One Bemidji State University student publication is out to show that writing is not just for English majors, but anyone who loves putting stories to paper.
Milk Tooth, BSU’s student-run literary magazine, gives students of any major opportunities to showcase their writing, hone editing skills and learn publishing basics. Formerly known as Paper Plains, the magazine was part of BSU’s English department before becoming an official student organization this year. Students like Shawn Cruze, a graduate student from St. Cloud studying English, is happy about this recent change and what it means for BSU students who love writing.
“We are excited to host events and give more back to the students while also garnering more interest in our publication,” said Cruze, who is Milk Tooth’s consulting editor.
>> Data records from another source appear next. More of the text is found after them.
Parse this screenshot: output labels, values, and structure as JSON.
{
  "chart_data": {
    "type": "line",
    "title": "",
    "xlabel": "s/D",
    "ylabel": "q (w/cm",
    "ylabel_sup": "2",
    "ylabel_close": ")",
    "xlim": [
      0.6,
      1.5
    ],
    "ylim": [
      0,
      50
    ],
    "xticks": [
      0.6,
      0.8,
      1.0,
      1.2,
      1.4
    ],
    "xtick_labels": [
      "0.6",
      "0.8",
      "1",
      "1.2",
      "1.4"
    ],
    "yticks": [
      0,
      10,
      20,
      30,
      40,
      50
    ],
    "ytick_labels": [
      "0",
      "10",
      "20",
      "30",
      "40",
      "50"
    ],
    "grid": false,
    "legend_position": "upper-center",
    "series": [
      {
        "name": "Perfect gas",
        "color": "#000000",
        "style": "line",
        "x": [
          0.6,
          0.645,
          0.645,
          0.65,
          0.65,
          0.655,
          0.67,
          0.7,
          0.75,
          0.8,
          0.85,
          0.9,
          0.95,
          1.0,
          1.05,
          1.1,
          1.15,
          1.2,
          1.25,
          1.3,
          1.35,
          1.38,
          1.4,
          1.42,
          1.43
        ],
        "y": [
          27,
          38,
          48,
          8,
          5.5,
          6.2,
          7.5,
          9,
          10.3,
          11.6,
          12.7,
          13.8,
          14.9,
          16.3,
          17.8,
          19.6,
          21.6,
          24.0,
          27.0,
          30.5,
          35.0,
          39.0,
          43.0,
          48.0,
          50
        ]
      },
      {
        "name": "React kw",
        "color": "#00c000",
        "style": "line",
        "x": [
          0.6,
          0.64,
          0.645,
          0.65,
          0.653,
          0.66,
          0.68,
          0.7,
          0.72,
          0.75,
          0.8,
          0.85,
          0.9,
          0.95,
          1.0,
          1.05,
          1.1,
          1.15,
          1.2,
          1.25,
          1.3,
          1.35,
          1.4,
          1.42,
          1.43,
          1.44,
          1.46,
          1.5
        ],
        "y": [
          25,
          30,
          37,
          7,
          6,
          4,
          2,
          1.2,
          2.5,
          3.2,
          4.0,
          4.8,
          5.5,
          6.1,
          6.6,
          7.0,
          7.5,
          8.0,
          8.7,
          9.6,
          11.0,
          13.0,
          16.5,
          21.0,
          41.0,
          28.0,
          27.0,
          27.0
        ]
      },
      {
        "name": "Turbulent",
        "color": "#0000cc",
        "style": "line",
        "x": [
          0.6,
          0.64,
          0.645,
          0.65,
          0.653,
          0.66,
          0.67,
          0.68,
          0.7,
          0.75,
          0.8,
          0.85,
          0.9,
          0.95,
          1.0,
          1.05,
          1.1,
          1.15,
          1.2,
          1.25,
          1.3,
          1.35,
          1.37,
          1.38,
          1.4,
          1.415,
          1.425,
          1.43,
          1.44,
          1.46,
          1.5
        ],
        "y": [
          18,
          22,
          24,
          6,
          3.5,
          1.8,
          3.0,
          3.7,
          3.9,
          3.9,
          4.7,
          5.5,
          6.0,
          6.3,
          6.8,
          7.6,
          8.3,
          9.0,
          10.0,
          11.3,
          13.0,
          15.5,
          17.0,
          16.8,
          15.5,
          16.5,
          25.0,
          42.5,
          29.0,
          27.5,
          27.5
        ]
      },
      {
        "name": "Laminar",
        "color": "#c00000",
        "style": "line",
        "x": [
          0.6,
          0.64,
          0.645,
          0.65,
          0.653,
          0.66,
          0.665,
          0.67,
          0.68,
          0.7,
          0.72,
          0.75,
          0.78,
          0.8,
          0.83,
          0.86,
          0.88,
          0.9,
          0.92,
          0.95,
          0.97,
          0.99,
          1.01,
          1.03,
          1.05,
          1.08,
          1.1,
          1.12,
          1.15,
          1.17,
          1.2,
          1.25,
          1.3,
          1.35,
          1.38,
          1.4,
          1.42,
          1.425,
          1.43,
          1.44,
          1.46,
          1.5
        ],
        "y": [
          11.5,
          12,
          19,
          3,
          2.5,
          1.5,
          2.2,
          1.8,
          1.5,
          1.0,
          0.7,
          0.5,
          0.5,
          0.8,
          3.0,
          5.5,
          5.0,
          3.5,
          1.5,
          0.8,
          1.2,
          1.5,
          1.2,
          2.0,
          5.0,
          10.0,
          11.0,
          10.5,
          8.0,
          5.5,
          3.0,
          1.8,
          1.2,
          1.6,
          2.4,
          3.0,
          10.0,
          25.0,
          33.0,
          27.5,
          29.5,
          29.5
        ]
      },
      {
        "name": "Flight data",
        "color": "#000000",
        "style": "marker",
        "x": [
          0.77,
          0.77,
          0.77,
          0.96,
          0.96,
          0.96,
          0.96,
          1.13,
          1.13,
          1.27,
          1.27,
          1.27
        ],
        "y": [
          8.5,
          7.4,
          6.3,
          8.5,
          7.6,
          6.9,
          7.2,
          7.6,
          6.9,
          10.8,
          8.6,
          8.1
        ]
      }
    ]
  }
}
Cruze works closely with managing editor Brooke Froehle, a senior English major who is also from St. Cloud. Together they make editorial decisions and support fellow students who write, design and advertise the publication. A faculty advisor helps through the process as needed.
“The biggest things I take away from Milk Tooth is working collaboratively and an exposure to various forms, styles and subjects of writing,” said Froehle, who helps grow Milk Tooth by encouraging fresh perspectives and ideas. “Being able to see the talent and creativity of my fellow students is really inspiring. I have definitely learned a lot about leadership, management and community.”
Milk Tooth primarily publishes poetry, fiction and creative nonfiction, but hopes to expand into graphic novels. Student submissions are anonymously reviewed by editorial groups before being published for campus readers each spring.
Autumn Miles, a junior from Brainerd and the organization’s social media manager, is appreciative of what she’s learned through her involvement in Milk Tooth.
“I love this organization because it’s meant to support BSU creators as well as give experience to students who wish to participate in the editorial and magazine creation process,” Miles said. “We hope to get students to recognize that anyone, no matter their major or lifestyle, can write.”